When executing commands via SSH, you might observe that the $PATH
environment variable differs between interactive shells and direct remote commands. Consider these scenarios:
# Interactive shell
$ ssh example.com
user@example.com:~$ echo $PATH
/usr/local/bin:/usr/bin:/bin
# Remote command
$ ssh example.com 'echo $PATH'
/usr/local/bin:/usr/bin:/bin:/usr/bin/X11:/usr/games
The discrepancy stems from how SSH and shells handle initialization files:
- Interactive login shells read
/etc/profile
and~/.bash_profile
- Non-interactive shells (like remote commands) might skip these files
- SSH itself sets a default PATH when executing remote commands
To diagnose your specific case, examine these files:
# Check system-wide PATH settings
$ cat /etc/environment
$ cat /etc/profile
# Verify SSH environment handling
$ grep -i path /etc/ssh/sshd_config
Several approaches can ensure consistent PATH behavior:
1. Force PATH in .bashrc
# ~/.bashrc
if [ -z "$SSH_CONNECTION" ]; then
export PATH="/usr/local/bin:/usr/bin:/bin"
fi
2. Use SSH Environment Passing
# In /etc/ssh/sshd_config
PermitUserEnvironment yes
# Then in ~/.ssh/environment
PATH=/usr/local/bin:/usr/bin:/bin
3. Explicit PATH in Remote Commands
$ ssh example.com 'PATH=/usr/local/bin:/usr/bin:/bin; your_command'
The exact behavior depends on:
- SSH server configuration (AcceptEnv, PermitUserEnvironment)
- Client-side SSH options (SendEnv)
- Shell initialization files read for non-interactive sessions
For bash, you can force initialization file reading:
$ ssh -t example.com '/bin/bash --login -c "echo \$PATH"'
Here's how to properly test and implement a solution:
# 1. Test current PATH behavior
$ ssh example.com 'env | grep ^PATH='
# 2. Modify bash initialization
$ echo 'export PATH="/custom/path:$PATH"' >> ~/.bash_profile
# 3. Force login shell for remote commands
$ ssh example.com 'bash -l -c "your_command"'
When executing remote commands via SSH, many developers encounter a puzzling behavior where the $PATH
environment variable differs from what they see in an interactive shell.
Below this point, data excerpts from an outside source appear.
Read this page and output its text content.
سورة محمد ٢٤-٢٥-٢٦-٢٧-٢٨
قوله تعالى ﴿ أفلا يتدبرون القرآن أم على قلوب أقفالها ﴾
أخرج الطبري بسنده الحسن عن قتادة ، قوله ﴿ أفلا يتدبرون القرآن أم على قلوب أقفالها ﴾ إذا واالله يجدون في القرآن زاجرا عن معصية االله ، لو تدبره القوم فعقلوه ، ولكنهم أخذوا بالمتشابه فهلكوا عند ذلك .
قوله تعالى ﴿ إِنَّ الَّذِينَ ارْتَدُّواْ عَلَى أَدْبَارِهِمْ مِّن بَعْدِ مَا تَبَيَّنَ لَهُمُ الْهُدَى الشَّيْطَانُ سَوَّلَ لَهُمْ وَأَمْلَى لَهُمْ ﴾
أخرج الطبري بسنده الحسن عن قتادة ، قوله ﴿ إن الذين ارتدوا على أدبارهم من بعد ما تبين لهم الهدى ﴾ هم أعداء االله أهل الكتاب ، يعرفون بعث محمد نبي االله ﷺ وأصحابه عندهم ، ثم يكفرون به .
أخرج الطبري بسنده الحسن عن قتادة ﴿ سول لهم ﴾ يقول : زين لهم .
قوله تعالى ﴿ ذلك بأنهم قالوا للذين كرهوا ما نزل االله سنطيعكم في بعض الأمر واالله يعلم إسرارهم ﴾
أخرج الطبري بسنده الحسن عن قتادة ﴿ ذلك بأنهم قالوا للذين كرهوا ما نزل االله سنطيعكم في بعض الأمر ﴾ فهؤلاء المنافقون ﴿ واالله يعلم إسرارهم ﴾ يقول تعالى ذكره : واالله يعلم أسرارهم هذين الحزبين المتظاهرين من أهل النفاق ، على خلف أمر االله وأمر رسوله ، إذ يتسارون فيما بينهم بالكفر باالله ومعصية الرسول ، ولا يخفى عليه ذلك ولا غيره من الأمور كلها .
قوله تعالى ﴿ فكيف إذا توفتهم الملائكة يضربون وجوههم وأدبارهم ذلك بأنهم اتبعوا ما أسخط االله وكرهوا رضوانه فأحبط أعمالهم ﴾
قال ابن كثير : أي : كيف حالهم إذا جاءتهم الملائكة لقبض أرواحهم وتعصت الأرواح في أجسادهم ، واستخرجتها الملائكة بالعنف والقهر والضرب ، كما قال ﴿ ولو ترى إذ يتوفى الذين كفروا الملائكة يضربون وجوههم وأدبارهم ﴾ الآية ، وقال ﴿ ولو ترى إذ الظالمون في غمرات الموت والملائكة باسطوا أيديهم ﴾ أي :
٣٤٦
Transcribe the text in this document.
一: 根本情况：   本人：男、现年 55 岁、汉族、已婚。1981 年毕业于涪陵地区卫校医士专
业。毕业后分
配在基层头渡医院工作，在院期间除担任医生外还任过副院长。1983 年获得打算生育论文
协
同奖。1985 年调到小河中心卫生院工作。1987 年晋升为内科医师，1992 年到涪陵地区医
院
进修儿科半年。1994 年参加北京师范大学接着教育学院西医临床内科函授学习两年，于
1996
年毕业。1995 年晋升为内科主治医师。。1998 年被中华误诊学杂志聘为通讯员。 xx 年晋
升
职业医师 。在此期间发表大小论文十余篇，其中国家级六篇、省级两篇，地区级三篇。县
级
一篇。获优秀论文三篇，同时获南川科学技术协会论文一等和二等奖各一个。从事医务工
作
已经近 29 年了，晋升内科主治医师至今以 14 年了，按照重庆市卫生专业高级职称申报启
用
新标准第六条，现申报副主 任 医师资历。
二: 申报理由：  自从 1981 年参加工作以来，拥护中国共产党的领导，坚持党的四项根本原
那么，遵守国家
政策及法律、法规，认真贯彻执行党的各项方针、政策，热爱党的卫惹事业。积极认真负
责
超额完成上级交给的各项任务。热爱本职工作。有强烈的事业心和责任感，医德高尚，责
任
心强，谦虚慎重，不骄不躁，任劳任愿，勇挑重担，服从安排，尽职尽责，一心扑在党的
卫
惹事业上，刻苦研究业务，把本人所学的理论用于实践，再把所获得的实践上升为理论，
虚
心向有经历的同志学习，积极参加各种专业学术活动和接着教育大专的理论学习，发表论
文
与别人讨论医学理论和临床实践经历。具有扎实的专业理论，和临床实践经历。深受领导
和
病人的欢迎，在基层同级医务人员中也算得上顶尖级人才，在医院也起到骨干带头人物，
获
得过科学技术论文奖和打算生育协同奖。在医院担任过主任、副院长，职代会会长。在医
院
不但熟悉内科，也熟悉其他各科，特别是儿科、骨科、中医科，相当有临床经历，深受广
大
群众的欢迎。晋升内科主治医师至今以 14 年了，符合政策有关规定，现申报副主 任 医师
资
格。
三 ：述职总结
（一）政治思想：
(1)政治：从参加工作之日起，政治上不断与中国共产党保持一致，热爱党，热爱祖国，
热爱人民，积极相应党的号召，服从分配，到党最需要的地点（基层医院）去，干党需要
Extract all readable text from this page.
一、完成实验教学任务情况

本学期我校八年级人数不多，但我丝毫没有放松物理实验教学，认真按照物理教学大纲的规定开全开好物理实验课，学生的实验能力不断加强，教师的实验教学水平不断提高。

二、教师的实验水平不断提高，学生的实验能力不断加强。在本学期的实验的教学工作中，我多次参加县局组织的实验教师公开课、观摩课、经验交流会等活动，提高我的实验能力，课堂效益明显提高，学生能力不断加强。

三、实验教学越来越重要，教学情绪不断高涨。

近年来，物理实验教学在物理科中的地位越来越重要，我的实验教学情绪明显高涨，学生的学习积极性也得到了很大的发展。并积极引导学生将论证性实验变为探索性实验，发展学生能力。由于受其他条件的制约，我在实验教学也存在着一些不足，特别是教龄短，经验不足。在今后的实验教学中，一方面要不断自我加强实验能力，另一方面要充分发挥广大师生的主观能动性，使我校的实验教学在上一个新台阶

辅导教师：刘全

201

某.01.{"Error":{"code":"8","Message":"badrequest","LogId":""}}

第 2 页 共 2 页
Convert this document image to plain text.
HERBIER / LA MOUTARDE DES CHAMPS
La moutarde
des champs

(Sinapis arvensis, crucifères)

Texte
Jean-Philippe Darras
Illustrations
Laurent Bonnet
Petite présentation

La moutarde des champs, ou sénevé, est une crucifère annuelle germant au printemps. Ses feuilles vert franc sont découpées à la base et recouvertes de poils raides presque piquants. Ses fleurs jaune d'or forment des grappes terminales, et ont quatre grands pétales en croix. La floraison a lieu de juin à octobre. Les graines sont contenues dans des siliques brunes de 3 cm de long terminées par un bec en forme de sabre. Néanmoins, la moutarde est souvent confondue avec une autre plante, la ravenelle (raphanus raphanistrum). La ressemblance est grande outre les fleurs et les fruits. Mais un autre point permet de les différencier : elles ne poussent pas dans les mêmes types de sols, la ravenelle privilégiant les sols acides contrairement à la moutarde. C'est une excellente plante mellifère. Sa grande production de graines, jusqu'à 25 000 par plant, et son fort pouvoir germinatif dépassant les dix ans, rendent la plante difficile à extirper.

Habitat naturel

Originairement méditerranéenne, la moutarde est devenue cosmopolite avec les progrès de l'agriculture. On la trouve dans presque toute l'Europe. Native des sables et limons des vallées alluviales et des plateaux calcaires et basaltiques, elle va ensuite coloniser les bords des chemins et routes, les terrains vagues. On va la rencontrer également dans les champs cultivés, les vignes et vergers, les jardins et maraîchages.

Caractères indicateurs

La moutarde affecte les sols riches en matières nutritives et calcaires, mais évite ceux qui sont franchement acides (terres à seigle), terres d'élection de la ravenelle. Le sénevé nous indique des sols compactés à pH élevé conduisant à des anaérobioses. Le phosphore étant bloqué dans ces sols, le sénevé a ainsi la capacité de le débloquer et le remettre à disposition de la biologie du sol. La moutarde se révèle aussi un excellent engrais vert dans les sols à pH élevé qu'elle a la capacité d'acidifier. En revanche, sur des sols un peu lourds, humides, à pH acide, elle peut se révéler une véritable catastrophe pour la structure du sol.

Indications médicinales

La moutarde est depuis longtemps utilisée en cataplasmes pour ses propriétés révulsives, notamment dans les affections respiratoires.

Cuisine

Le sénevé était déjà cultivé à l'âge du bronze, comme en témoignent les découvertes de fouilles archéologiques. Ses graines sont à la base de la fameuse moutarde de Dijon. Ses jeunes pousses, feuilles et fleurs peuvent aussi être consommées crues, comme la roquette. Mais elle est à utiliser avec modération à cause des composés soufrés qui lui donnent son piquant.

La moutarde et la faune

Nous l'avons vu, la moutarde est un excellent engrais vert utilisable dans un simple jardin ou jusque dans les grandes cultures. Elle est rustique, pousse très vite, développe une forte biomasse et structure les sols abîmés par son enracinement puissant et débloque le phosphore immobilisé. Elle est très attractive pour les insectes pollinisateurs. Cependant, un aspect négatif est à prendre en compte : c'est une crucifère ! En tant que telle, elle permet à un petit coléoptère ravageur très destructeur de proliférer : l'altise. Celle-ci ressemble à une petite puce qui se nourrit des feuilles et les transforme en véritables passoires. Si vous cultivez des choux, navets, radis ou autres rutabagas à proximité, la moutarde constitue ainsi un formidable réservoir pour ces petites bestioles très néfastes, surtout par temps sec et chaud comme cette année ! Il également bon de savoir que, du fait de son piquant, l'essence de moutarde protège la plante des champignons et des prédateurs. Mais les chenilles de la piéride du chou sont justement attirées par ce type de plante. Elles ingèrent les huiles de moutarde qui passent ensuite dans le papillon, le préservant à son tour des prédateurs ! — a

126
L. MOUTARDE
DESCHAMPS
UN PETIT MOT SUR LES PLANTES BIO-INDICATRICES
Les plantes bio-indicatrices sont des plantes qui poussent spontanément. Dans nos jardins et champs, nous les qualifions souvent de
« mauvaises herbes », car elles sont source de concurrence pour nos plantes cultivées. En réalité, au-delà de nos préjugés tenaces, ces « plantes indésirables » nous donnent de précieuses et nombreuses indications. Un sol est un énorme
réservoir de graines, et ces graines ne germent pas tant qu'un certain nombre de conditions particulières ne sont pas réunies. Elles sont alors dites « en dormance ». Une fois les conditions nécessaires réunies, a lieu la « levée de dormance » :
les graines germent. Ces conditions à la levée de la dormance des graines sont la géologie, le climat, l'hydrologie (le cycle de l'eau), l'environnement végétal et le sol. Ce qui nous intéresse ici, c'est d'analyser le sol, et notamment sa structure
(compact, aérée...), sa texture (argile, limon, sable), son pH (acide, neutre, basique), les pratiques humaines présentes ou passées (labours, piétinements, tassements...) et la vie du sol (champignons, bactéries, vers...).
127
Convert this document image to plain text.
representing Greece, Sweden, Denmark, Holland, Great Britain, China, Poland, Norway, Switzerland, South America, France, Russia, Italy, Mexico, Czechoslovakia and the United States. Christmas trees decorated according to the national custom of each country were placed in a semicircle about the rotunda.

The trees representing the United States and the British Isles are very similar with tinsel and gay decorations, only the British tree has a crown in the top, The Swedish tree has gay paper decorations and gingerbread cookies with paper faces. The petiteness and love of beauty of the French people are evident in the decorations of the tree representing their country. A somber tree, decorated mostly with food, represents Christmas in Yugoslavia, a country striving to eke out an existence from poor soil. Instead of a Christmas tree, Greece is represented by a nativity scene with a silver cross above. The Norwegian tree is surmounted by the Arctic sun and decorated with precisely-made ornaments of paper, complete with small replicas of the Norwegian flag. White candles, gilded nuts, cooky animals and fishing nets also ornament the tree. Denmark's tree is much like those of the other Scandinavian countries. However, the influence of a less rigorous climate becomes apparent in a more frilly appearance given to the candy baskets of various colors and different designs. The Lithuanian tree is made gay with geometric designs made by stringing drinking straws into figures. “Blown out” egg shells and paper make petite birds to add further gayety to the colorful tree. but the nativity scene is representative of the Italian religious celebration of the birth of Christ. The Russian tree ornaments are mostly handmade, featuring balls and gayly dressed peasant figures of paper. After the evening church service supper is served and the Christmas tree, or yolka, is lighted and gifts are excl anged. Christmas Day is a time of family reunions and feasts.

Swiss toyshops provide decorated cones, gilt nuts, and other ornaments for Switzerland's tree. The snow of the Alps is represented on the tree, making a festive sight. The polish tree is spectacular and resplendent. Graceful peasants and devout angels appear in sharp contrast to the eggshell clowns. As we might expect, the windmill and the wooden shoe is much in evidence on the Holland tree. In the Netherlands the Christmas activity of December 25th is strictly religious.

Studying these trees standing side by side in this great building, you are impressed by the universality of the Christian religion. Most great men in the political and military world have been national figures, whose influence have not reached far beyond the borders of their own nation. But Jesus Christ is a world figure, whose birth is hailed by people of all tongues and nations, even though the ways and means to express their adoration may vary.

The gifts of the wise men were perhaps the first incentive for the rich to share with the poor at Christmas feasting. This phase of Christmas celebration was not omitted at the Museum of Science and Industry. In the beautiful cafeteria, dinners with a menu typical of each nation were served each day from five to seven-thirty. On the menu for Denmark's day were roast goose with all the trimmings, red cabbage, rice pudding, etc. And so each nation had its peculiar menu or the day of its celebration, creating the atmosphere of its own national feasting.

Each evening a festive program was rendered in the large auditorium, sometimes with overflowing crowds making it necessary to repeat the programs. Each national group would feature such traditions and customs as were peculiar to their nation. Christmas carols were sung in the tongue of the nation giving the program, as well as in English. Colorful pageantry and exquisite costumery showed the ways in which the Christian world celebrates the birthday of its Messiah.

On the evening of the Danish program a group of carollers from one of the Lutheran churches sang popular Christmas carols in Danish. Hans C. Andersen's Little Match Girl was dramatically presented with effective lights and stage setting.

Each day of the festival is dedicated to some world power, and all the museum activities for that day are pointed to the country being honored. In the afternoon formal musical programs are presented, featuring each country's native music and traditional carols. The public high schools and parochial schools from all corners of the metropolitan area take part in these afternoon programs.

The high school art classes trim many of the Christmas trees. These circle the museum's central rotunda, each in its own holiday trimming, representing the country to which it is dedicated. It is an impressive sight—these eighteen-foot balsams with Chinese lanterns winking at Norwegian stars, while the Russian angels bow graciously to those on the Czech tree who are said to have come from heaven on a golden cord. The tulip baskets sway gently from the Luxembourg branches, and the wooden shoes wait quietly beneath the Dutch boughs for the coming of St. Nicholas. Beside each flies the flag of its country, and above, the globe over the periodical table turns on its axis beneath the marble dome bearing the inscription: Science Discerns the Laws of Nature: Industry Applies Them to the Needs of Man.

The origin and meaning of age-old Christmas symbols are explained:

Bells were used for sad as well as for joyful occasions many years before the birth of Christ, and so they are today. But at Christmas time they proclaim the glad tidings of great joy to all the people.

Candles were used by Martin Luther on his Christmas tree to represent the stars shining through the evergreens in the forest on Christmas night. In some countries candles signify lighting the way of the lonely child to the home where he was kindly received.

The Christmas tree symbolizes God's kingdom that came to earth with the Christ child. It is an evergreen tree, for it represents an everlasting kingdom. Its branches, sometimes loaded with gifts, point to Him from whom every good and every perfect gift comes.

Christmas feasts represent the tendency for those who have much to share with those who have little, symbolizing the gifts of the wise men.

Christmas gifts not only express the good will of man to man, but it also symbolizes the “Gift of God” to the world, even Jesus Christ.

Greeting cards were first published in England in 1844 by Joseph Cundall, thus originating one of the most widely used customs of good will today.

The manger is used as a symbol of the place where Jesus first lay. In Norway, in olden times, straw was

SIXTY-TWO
Let's examine this through concrete examples:
# Interactive shell behavior
$ ssh example.com
user@example.com:~$ echo $PATH
/usr/local/bin:/usr/bin:/bin
# Remote command behavior
$ ssh example.com 'echo $PATH'
/usr/local/bin:/usr/bin:/bin:/usr/bin/X11:/usr/games
The divergence occurs because SSH handles these two scenarios differently:
- Interactive login shells process:
- /etc/profile
- ~/.bash_profile, ~/.bash_login, or ~/.profile
- Non-interactive remote commands typically only process:
- ~/.bashrc (if the shell is bash)
- The default PATH compiled into SSH
Here are several approaches to ensure consistent PATH behavior:
Option 1: Force Interactive Shell Behavior
ssh -t example.com '/tmp/hello.sh'
Option 2: Explicitly Set PATH in Remote Command
ssh example.com 'PATH=/usr/local/bin:/usr/bin:/bin; /tmp/hello.sh'
Option 3: Configure SSH Server
Modify /etc/ssh/sshd_config
:
PermitUserEnvironment yes
Then create ~/.ssh/environment
:
PATH=/usr/local/bin:/usr/bin:/bin
To understand exactly what's happening, enable shell tracing:
ssh example.com 'PS4="+ "; set -x; /tmp/hello.sh'
For all users, modify /etc/environment
:
PATH="/usr/local/bin:/usr/bin:/bin"
This approach works because /etc/environment
is processed by PAM, not the shell, ensuring consistent behavior across all SSH sessions.
This inconsistency particularly affects:
- CI/CD pipelines
- Cron jobs executed via SSH
- Remote deployment scripts
Always verify the environment when writing automation scripts that rely on specific PATH settings.